Leaving the wood now, they set their horses into a trot and arrived a quarter of an hour later at the terrace before the chateau. Arthur swung himself from his saddle--with what elasticity compared with his former languid movements! He offered his hand to help his wife dismount. Her face was still deadly pale, and she trembled a little as he placed his arm round her, trembled still more as it held her firmly a second longer than was usual on such occasions.
"Were you frightened?" he asked softly, as he took her arm to lead her into the house.
Eugenie gave no answer. Yes, she had been a prey to mortal terror all through that scene, but she would rather he should think her a coward than let him guess it was for his sake she had felt alarm. A suspicion of this seemed, however, to dawn upon him.
"Were you frightened, Eugenie?" he asked again in soft, low tones, pressing her arm more and more firmly to his breast. She raised her eyes to his, and, once more, saw that bright illumining, more radiant now and more significant than she had ever seen it yet. He bent down to her, as if to lose no syllable of her reply.
"Arthur, I----"
"Baron Windeg and his eldest son arrived half-an-hour ago," announced a servant, hastening forward, and the words were hardly spoken when the young Baron, who had probably been watching for them from the window, rushed down the stairs with all the ardour of his eighteen years, eager to greet his sister whom he had not seen since her marriage.
"Ah, Con, is it you?"
She felt something like a pang at this arrival of father and brother, an arrival for which she had before so earnestly longed.
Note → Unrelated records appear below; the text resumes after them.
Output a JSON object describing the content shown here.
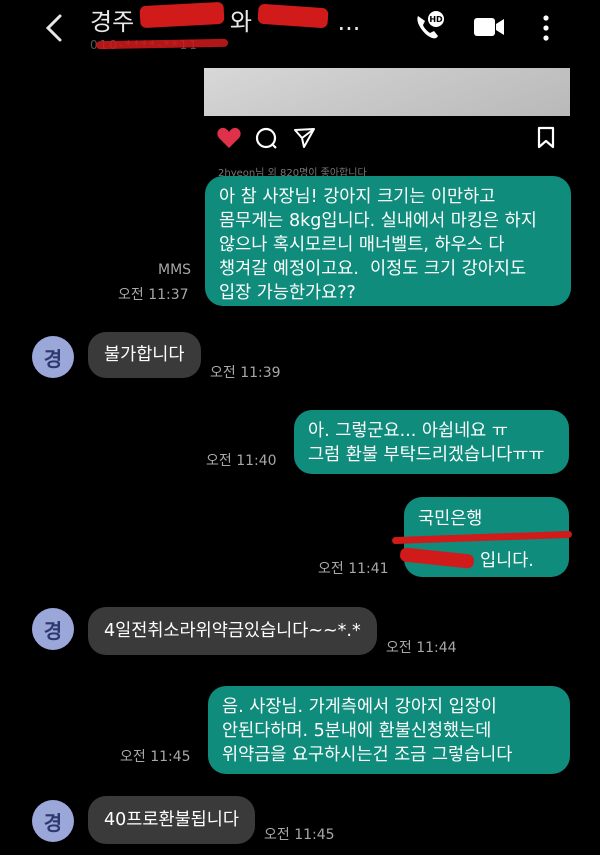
{
  "header": {
    "title_prefix": "경주",
    "title_mid": "와",
    "title_suffix": "...",
    "subtitle": "010-****-**11"
  },
  "shared_post": {
    "likes_text": "2hyeon님 외 820명이 좋아합니다"
  },
  "messages": [
    {
      "dir": "out",
      "text": "아 참 사장님! 강아지 크기는 이만하고\n몸무게는 8kg입니다. 실내에서 마킹은 하지\n않으나 혹시모르니 매너벨트, 하우스 다\n챙겨갈 예정이고요.  이정도 크기 강아지도\n입장 가능한가요??",
      "label": "MMS",
      "time": "오전 11:37"
    },
    {
      "dir": "in",
      "avatar": "경",
      "text": "불가합니다",
      "time": "오전 11:39"
    },
    {
      "dir": "out",
      "text": "아. 그렇군요... 아쉽네요 ㅠ\n그럼 환불 부탁드리겠습니다ㅠㅠ",
      "time": "오전 11:40"
    },
    {
      "dir": "out",
      "text_line1": "국민은행",
      "text_line3": "입니다.",
      "time": "오전 11:41"
    },
    {
      "dir": "in",
      "avatar": "경",
      "text": "4일전취소라위약금있습니다~~*.*",
      "time": "오전 11:44"
    },
    {
      "dir": "out",
      "text": "음. 사장님. 가게측에서 강아지 입장이\n안된다하며. 5분내에 환불신청했는데\n위약금을 요구하시는건 조금 그렇습니다",
      "time": "오전 11:45"
    },
    {
      "dir": "in",
      "avatar": "경",
      "text": "40프로환불됩니다",
      "time": "오전 11:45"
    }
  ],
  "colors": {
    "outgoing_bubble": "#0f8c7c",
    "incoming_bubble": "#3a3a3a",
    "avatar_bg": "#9aa7d8",
    "redaction": "#d11a1a",
    "heart": "#e0314b"
  },
  "icons": [
    "back-arrow-icon",
    "hd-call-icon",
    "video-call-icon",
    "more-vertical-icon",
    "heart-icon",
    "comment-icon",
    "share-icon",
    "bookmark-icon"
  ]
}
Arthur had let her hand fall as the name of Windeg was mentioned. She saw the glacial expression which stole over his features, and heard the freezing tone of his voice as he greeted his young brother-in-law with distant politeness.
"Will you not come up with me?" she asked, seeing that he remained standing at the foot of the staircase.
"Excuse me if I ask you to receive your father alone. I had ... forgotten something which has just been recalled to my memory. I will wait on the Baron as soon as I possibly can."
He stepped back while Eugenie and her brother went up the stairs by themselves. The latter seemed rather surprised, but a glance at his sister's pale face made him suppress the question which was on his lips. He knew pretty well, he thought, how matters stood here. Perhaps during their ride that parvenu had taken occasion to inflict some fresh mortification on his wife. The young fellow cast a threatening look below, and turned to his sister with impetuous tenderness.
"Eugenie, I am so happy to see you again, and you"----
She forced herself to smile.
"And I too am happy, infinitely happy!"
She looked down into the vestibule again. It was empty. Arthur must already have left it.
She drew herself up with a movement of wounded pride.
"Let us go to my father. He is waiting for us."